The War Before the War: Fugitive Slaves and the Struggle for America’s Soul from the Revolution to the Civil War: For decades after its founding, America was really two nations–one slave, one free. There were many reasons why this composite nation ultimately broke apart, but the fact that enslaved black people repeatedly risked their lives to flee their masters in the South in search of freedom in the North proved that the “united” states was actually a lie. Fugitive slaves exposed the contradiction between the myth that slavery was a benign institution and the reality that a nation based on the principle of human equality was in fact a prison-house in which millions of Americans had no rights at all. By awakening northerners to the true nature of slavery, and by enraging southerners who demanded the return of their human “property,” fugitive slaves forced the nation to confront the truth about itself.
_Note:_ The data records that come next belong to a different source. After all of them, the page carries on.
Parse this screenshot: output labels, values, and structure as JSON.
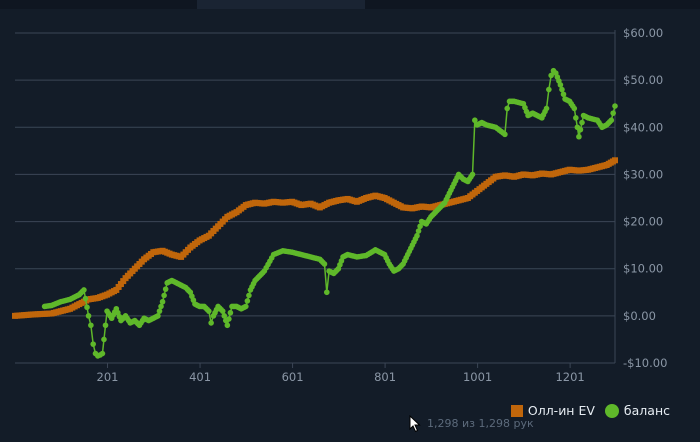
{
  "legend": {
    "series1_label": "Олл-ин EV",
    "series2_label": "баланс"
  },
  "status_text": "1,298 из 1,298 рук",
  "colors": {
    "background": "#131c28",
    "grid": "#3b4656",
    "tick_text": "#8b97a6",
    "allin_ev": "#c0660b",
    "balance": "#5fb82a"
  },
  "chart_data": {
    "type": "line",
    "xlim": [
      1,
      1298
    ],
    "ylim": [
      -10,
      60
    ],
    "y_ticks": [
      -10,
      0,
      10,
      20,
      30,
      40,
      50,
      60
    ],
    "y_tick_labels": [
      "-$10.00",
      "$0.00",
      "$10.00",
      "$20.00",
      "$30.00",
      "$40.00",
      "$50.00",
      "$60.00"
    ],
    "x_ticks": [
      201,
      401,
      601,
      801,
      1001,
      1201
    ],
    "x_tick_labels": [
      "201",
      "401",
      "601",
      "801",
      "1001",
      "1201"
    ],
    "grid": true,
    "legend_position": "bottom-right",
    "series": [
      {
        "name": "Олл-ин EV",
        "marker": "square",
        "x": [
          1,
          40,
          80,
          120,
          160,
          180,
          200,
          220,
          240,
          260,
          280,
          300,
          320,
          340,
          360,
          380,
          400,
          420,
          440,
          460,
          480,
          500,
          520,
          540,
          560,
          580,
          600,
          620,
          640,
          660,
          680,
          700,
          720,
          740,
          760,
          780,
          800,
          820,
          840,
          860,
          880,
          900,
          920,
          940,
          960,
          980,
          1000,
          1020,
          1040,
          1060,
          1080,
          1100,
          1120,
          1140,
          1160,
          1180,
          1200,
          1220,
          1240,
          1260,
          1280,
          1298
        ],
        "y": [
          0,
          0.3,
          0.5,
          1.5,
          3.5,
          3.8,
          4.5,
          5.5,
          8,
          10,
          12,
          13.5,
          13.8,
          13,
          12.5,
          14.5,
          16,
          17,
          19,
          21,
          22,
          23.5,
          24,
          23.8,
          24.2,
          24,
          24.2,
          23.5,
          23.8,
          23,
          24,
          24.5,
          24.8,
          24.2,
          25,
          25.5,
          25,
          24,
          23,
          22.8,
          23.2,
          23,
          23.5,
          24,
          24.5,
          25,
          26.5,
          28,
          29.5,
          29.8,
          29.5,
          30,
          29.8,
          30.2,
          30,
          30.5,
          31,
          30.8,
          31,
          31.5,
          32,
          33
        ]
      },
      {
        "name": "баланс",
        "marker": "circle",
        "x": [
          65,
          80,
          100,
          120,
          140,
          150,
          160,
          165,
          170,
          175,
          180,
          185,
          190,
          200,
          210,
          220,
          230,
          240,
          250,
          260,
          270,
          280,
          290,
          300,
          310,
          320,
          330,
          340,
          350,
          360,
          370,
          380,
          390,
          400,
          410,
          420,
          425,
          430,
          440,
          450,
          460,
          470,
          480,
          490,
          500,
          510,
          520,
          530,
          540,
          560,
          580,
          600,
          620,
          640,
          660,
          670,
          675,
          680,
          690,
          700,
          710,
          720,
          740,
          760,
          780,
          790,
          800,
          810,
          820,
          830,
          840,
          850,
          860,
          870,
          880,
          890,
          900,
          910,
          920,
          930,
          940,
          950,
          960,
          970,
          980,
          990,
          995,
          1000,
          1010,
          1020,
          1040,
          1060,
          1065,
          1070,
          1080,
          1100,
          1110,
          1120,
          1130,
          1140,
          1150,
          1155,
          1160,
          1165,
          1170,
          1180,
          1190,
          1200,
          1210,
          1220,
          1230,
          1240,
          1260,
          1270,
          1280,
          1290,
          1298
        ],
        "y": [
          2,
          2.2,
          3,
          3.5,
          4.5,
          5.5,
          0,
          -2,
          -6,
          -8,
          -8.5,
          -8.3,
          -8,
          1,
          -0.5,
          1.5,
          -1,
          0,
          -1.5,
          -1,
          -2,
          -0.5,
          -1,
          -0.5,
          0,
          3,
          7,
          7.5,
          7,
          6.5,
          6,
          5,
          2.5,
          2,
          2,
          1,
          -1.5,
          0,
          2,
          1,
          -2,
          2,
          2,
          1.5,
          2,
          5.5,
          7.5,
          8.5,
          9.5,
          13,
          13.8,
          13.5,
          13,
          12.5,
          12,
          11,
          5,
          9.5,
          9,
          10,
          12.5,
          13,
          12.5,
          12.8,
          14,
          13.5,
          13,
          11,
          9.5,
          10,
          11,
          13,
          15,
          17,
          20,
          19.5,
          21,
          22,
          23,
          24,
          26,
          28,
          30,
          29,
          28.5,
          30,
          41.5,
          40.5,
          41,
          40.5,
          40,
          38.5,
          44,
          45.5,
          45.5,
          45,
          42.5,
          43,
          42.5,
          42,
          44,
          48,
          51,
          52,
          51.5,
          49,
          46,
          45.5,
          44,
          38,
          42.5,
          42,
          41.5,
          40,
          40.5,
          41.5,
          44.5
        ]
      }
    ]
  }
}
By 1850, with America on the verge of collapse, Congress reached what it hoped was a solution– the notorious Compromise of 1850, which required that fugitive slaves be returned to their masters. Like so many political compromises before and since, it was a deal by which white Americans tried to advance their interests at the expense of black Americans. Yet the Fugitive Slave Act, intended to preserve the Union, in fact set the nation on the path to civil war. It divided not only the American nation, but also the hearts and minds of Americans who struggled with the timeless problem of when to submit to an unjust law and when to resist. In this excellently-written and wonderfully-researched work, Professor Andrew Delbanco of Columbia University emphasizes how and why the fugitive slave story brought the United States to war with itself, and the terrible legacies of slavery that are with us still. This book has been getting enormous and well-deserved praise across the country, including from the New York Times, who described how “Delbanco . . . excavates the past in ways that illuminate the present. He lucidly shows [how] in the name of avoiding conflict . . . the nation was brought to the brink and into the breach. This is a story about compromises—and a riveting, unsettling one at that.”